Now aside from all these collections of many patterns in one place, Indie designers often have a free offer that you can access to try out their style. There is the Colette Sorbetto, a classic (I've made 4) or the Mandy Boat Tee from Tessuti -- both are widely made in the community. I have a Mandy underway, and have also downloaded two of Tessuti's other free tops, the Athina and the Fave Top. There are more free patterns at Tessuti as well.

The Fave Top by Tessuti
There are many patterns you can access by signing up to a designer's newsletter, like the Drop Sleeve Top by the Avid Seamstress, or the Kirsten Kimono Tee by Maria Denmark. There are popular designs like the Plantain Tee from Deer & Doe, or lesser known ones like the Justine Skirt from Ready to Sew. (that one is on my list)

This list could be endless! You can find other big lists of free Indie patterns already compiled by other bloggers, like this fairly recent and updated list by Sewstainability And you can always search the hashtags #freesewingpattern or #freesewingpatterns on Instagram to get a nice roundup of what people are making .

I hope this inspires you to sew more and save yourself some money while doing so. Sewing is a great hobby but if I wasn't a thrifty sewist I certainly couldn't do it as much as I do. Thrifting, upcycling, sewing from free patterns, or reusing my purchased patterns to get more mileage out of them are all ways I keep my sewing habit going without breaking the bank. If you have any hot tips in this area, please do share! 
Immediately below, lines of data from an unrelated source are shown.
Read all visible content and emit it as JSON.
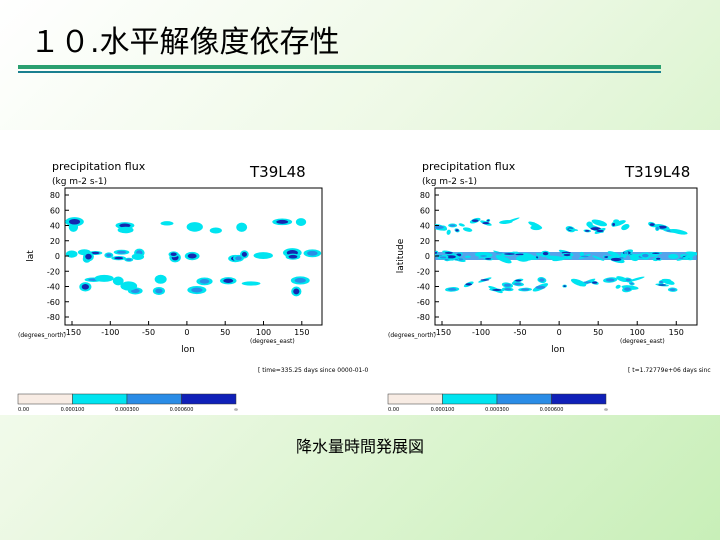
{
  "header": {
    "title": "１０.水平解像度依存性"
  },
  "panels": [
    {
      "title": "precipitation flux",
      "units": "(kg m-2 s-1)",
      "label": "T39L48",
      "ylabel": "lat",
      "xlabel": "lon",
      "yunit": "(degrees_north)",
      "xunit": "(degrees_east)",
      "yticks": [
        "80",
        "60",
        "40",
        "20",
        "0",
        "-20",
        "-40",
        "-60",
        "-80"
      ],
      "xticks": [
        "-150",
        "-100",
        "-50",
        "0",
        "50",
        "100",
        "150"
      ],
      "time": "[ time=335.25 days since 0000-01-0",
      "colorbar": [
        "0.00",
        "0.000100",
        "0.000300",
        "0.000600",
        "∞"
      ]
    },
    {
      "title": "precipitation flux",
      "units": "(kg m-2 s-1)",
      "label": "T319L48",
      "ylabel": "latitude",
      "xlabel": "lon",
      "yunit": "(degrees_north)",
      "xunit": "(degrees_east)",
      "yticks": [
        "80",
        "60",
        "40",
        "20",
        "0",
        "-20",
        "-40",
        "-60",
        "-80"
      ],
      "xticks": [
        "-150",
        "-100",
        "-50",
        "0",
        "50",
        "100",
        "150"
      ],
      "time": "[ t=1.72779e+06 days sinc",
      "colorbar": [
        "0.00",
        "0.000100",
        "0.000300",
        "0.000600",
        "∞"
      ]
    }
  ],
  "caption": "降水量時間発展図"
}
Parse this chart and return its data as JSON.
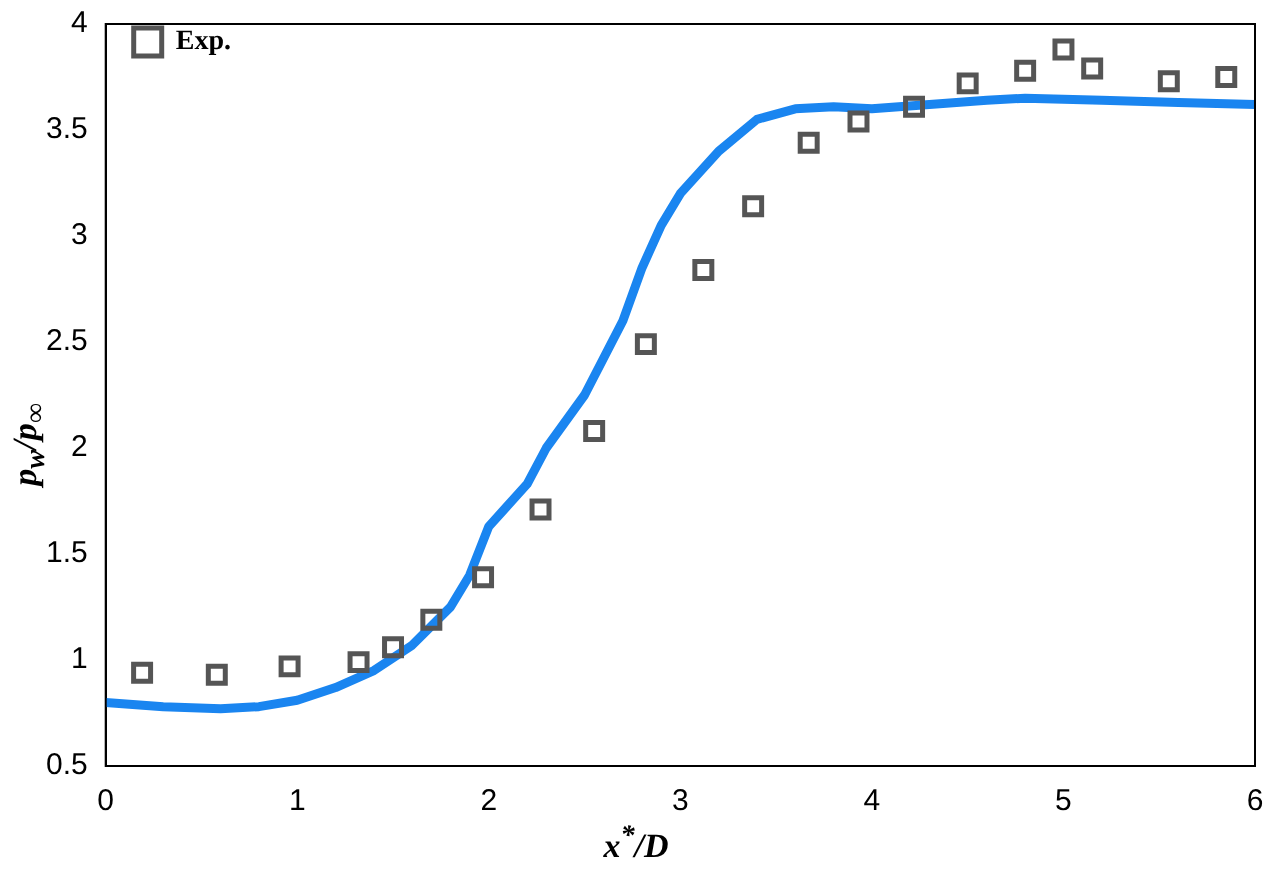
{
  "chart_data": {
    "type": "scatter",
    "xlabel": "x$^{*}$/D",
    "ylabel": "p$_{w}$/p$_{∞}$",
    "xlim": [
      0,
      6
    ],
    "xticks": [
      0,
      1,
      2,
      3,
      4,
      5,
      6
    ],
    "ylim": [
      0.5,
      4
    ],
    "yticks": [
      0.5,
      1,
      1.5,
      2,
      2.5,
      3,
      3.5,
      4
    ],
    "grid": false,
    "legend": "top left",
    "series": [
      {
        "name": "Exp.",
        "marker": "square",
        "color": "#555555",
        "x": [
          0.19,
          0.58,
          0.96,
          1.32,
          1.5,
          1.7,
          1.97,
          2.27,
          2.55,
          2.82,
          3.12,
          3.38,
          3.67,
          3.93,
          4.22,
          4.5,
          4.8,
          5.0,
          5.15,
          5.55,
          5.85
        ],
        "values": [
          0.94,
          0.93,
          0.97,
          0.99,
          1.06,
          1.19,
          1.39,
          1.71,
          2.08,
          2.49,
          2.84,
          3.14,
          3.44,
          3.54,
          3.61,
          3.72,
          3.78,
          3.88,
          3.79,
          3.73,
          3.75
        ]
      },
      {
        "type": "line",
        "marker": "none",
        "line_style": "solid",
        "color": "#1a85f0",
        "x": [
          0,
          0.3,
          0.6,
          0.8,
          1.0,
          1.2,
          1.4,
          1.6,
          1.8,
          1.9,
          2.0,
          2.2,
          2.3,
          2.5,
          2.7,
          2.8,
          2.9,
          3.0,
          3.2,
          3.4,
          3.6,
          3.8,
          4.0,
          4.3,
          4.6,
          4.8,
          5.2,
          5.6,
          6
        ],
        "values": [
          0.8,
          0.78,
          0.77,
          0.78,
          0.81,
          0.87,
          0.95,
          1.07,
          1.25,
          1.4,
          1.63,
          1.83,
          2.0,
          2.25,
          2.6,
          2.85,
          3.05,
          3.2,
          3.4,
          3.55,
          3.6,
          3.61,
          3.6,
          3.62,
          3.64,
          3.65,
          3.64,
          3.63,
          3.62
        ]
      }
    ]
  }
}
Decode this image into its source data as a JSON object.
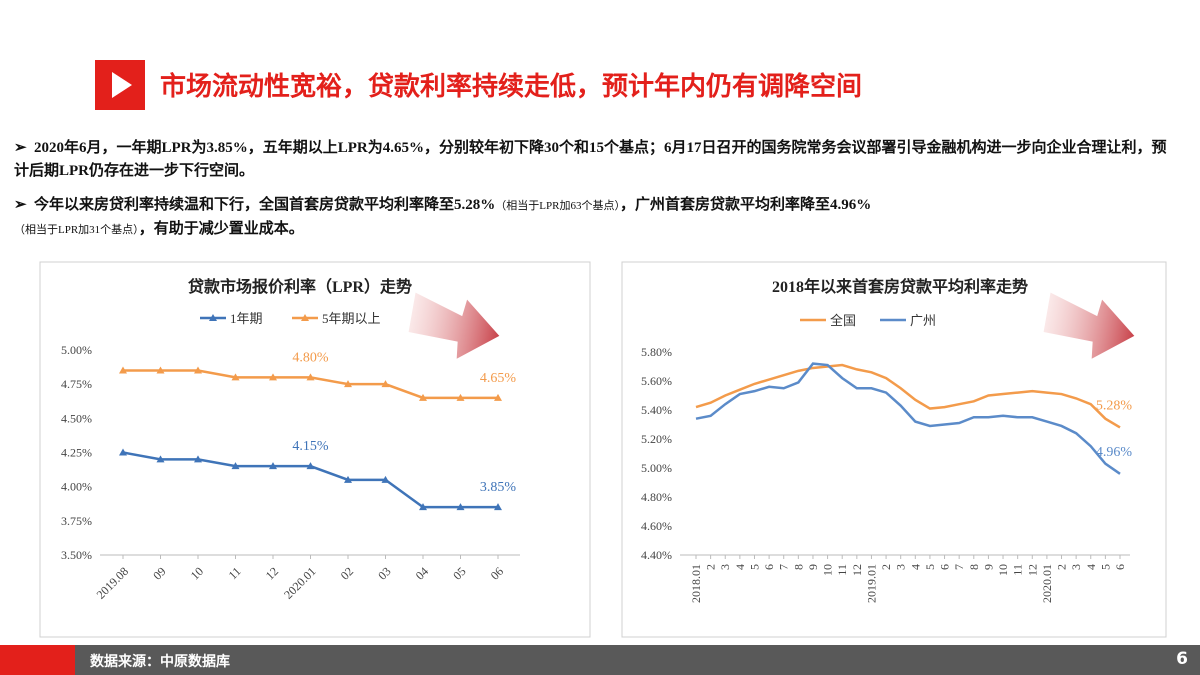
{
  "header": {
    "title": "市场流动性宽裕，贷款利率持续走低，预计年内仍有调降空间"
  },
  "bullets": [
    {
      "parts": [
        "2020年6月，一年期LPR为3.85%，五年期以上LPR为4.65%，分别较年初下降30个和15个基点；6月17日召开的国务院常务会议部署引导金融机构进一步向企业合理让利，预计后期LPR仍存在进一步下行空间。"
      ]
    },
    {
      "parts": [
        "今年以来房贷利率持续温和下行，全国首套房贷款平均利率降至5.28%",
        "（相当于LPR加63个基点）",
        "，广州首套房贷款平均利率降至4.96%",
        "（相当于LPR加31个基点）",
        "，有助于减少置业成本。"
      ]
    }
  ],
  "chart_data": [
    {
      "type": "line",
      "title": "贷款市场报价利率（LPR）走势",
      "categories": [
        "2019.08",
        "09",
        "10",
        "11",
        "12",
        "2020.01",
        "02",
        "03",
        "04",
        "05",
        "06"
      ],
      "series": [
        {
          "name": "1年期",
          "color": "#3f74b8",
          "values": [
            4.25,
            4.2,
            4.2,
            4.15,
            4.15,
            4.15,
            4.05,
            4.05,
            3.85,
            3.85,
            3.85
          ],
          "value_labels": [
            null,
            null,
            null,
            null,
            null,
            "4.15%",
            null,
            null,
            null,
            null,
            "3.85%"
          ]
        },
        {
          "name": "5年期以上",
          "color": "#f39b4b",
          "values": [
            4.85,
            4.85,
            4.85,
            4.8,
            4.8,
            4.8,
            4.75,
            4.75,
            4.65,
            4.65,
            4.65
          ],
          "value_labels": [
            null,
            null,
            null,
            null,
            null,
            "4.80%",
            null,
            null,
            null,
            null,
            "4.65%"
          ]
        }
      ],
      "ylim": [
        3.5,
        5.0
      ],
      "yticks": [
        {
          "value": 3.5,
          "label": "3.50%"
        },
        {
          "value": 3.75,
          "label": "3.75%"
        },
        {
          "value": 4.0,
          "label": "4.00%"
        },
        {
          "value": 4.25,
          "label": "4.25%"
        },
        {
          "value": 4.5,
          "label": "4.50%"
        },
        {
          "value": 4.75,
          "label": "4.75%"
        },
        {
          "value": 5.0,
          "label": "5.00%"
        }
      ],
      "grid": false,
      "markers": true
    },
    {
      "type": "line",
      "title": "2018年以来首套房贷款平均利率走势",
      "categories": [
        "2018.01",
        "2",
        "3",
        "4",
        "5",
        "6",
        "7",
        "8",
        "9",
        "10",
        "11",
        "12",
        "2019.01",
        "2",
        "3",
        "4",
        "5",
        "6",
        "7",
        "8",
        "9",
        "10",
        "11",
        "12",
        "2020.01",
        "2",
        "3",
        "4",
        "5",
        "6"
      ],
      "series": [
        {
          "name": "全国",
          "color": "#f39b4b",
          "values": [
            5.42,
            5.45,
            5.5,
            5.54,
            5.58,
            5.61,
            5.64,
            5.67,
            5.69,
            5.7,
            5.71,
            5.68,
            5.66,
            5.62,
            5.55,
            5.47,
            5.41,
            5.42,
            5.44,
            5.46,
            5.5,
            5.51,
            5.52,
            5.53,
            5.52,
            5.51,
            5.48,
            5.44,
            5.34,
            5.28
          ],
          "value_labels": [
            null,
            null,
            null,
            null,
            null,
            null,
            null,
            null,
            null,
            null,
            null,
            null,
            null,
            null,
            null,
            null,
            null,
            null,
            null,
            null,
            null,
            null,
            null,
            null,
            null,
            null,
            null,
            null,
            null,
            "5.28%"
          ]
        },
        {
          "name": "广州",
          "color": "#5b8bc9",
          "values": [
            5.34,
            5.36,
            5.44,
            5.51,
            5.53,
            5.56,
            5.55,
            5.59,
            5.72,
            5.71,
            5.62,
            5.55,
            5.55,
            5.52,
            5.43,
            5.32,
            5.29,
            5.3,
            5.31,
            5.35,
            5.35,
            5.36,
            5.35,
            5.35,
            5.32,
            5.29,
            5.24,
            5.15,
            5.03,
            4.96
          ],
          "value_labels": [
            null,
            null,
            null,
            null,
            null,
            null,
            null,
            null,
            null,
            null,
            null,
            null,
            null,
            null,
            null,
            null,
            null,
            null,
            null,
            null,
            null,
            null,
            null,
            null,
            null,
            null,
            null,
            null,
            null,
            "4.96%"
          ]
        }
      ],
      "ylim": [
        4.4,
        5.8
      ],
      "yticks": [
        {
          "value": 4.4,
          "label": "4.40%"
        },
        {
          "value": 4.6,
          "label": "4.60%"
        },
        {
          "value": 4.8,
          "label": "4.80%"
        },
        {
          "value": 5.0,
          "label": "5.00%"
        },
        {
          "value": 5.2,
          "label": "5.20%"
        },
        {
          "value": 5.4,
          "label": "5.40%"
        },
        {
          "value": 5.6,
          "label": "5.60%"
        },
        {
          "value": 5.8,
          "label": "5.80%"
        }
      ],
      "grid": false,
      "markers": false
    }
  ],
  "footer": {
    "source": "数据来源：中原数据库",
    "page": "6"
  }
}
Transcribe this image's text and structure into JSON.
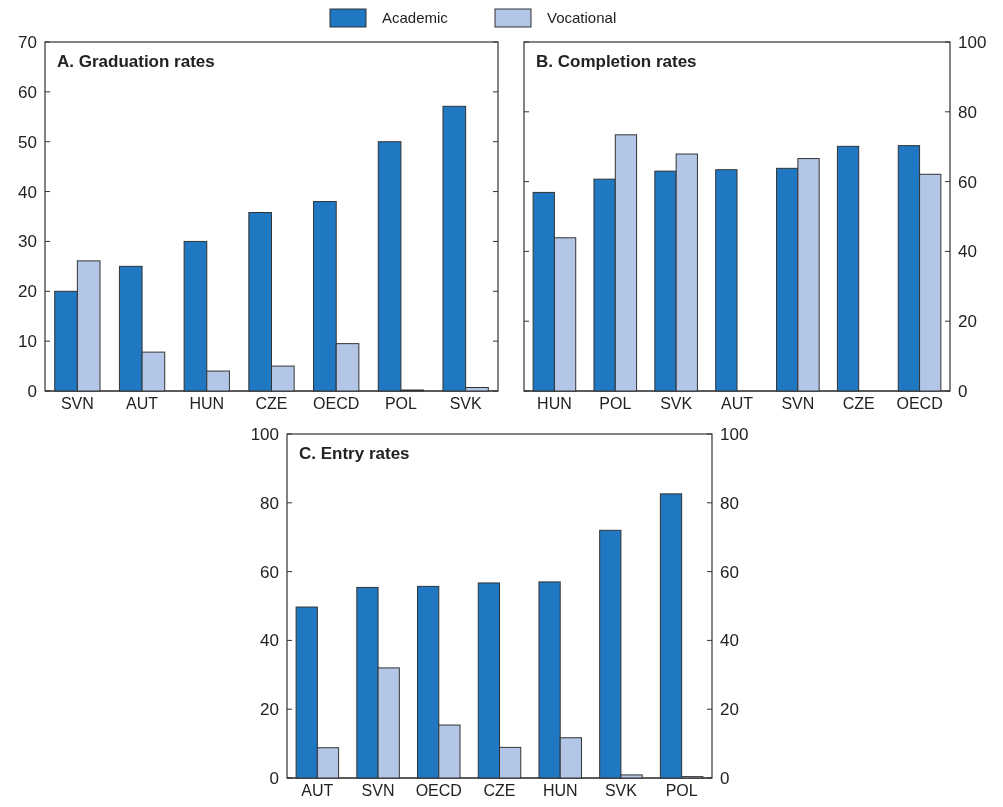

  1. Hi Melanie, Love all your recommendations for free patterns! I am still trying learning pattern drafting (also free!) but so slow, I keep diverting. Maybe I am easily distracted. I have made the Tessuti Fave Top and very pleased with that.

    1. Pattern drafting -- yes, the most efficient and thrifty of all, once you've learned it. I am also just starting to learn and I hope to actually be able to make something of my own this year!

      The Fave Top is on my list since I really like the shape and think it will suit me more than the others by Tessuti. We will see!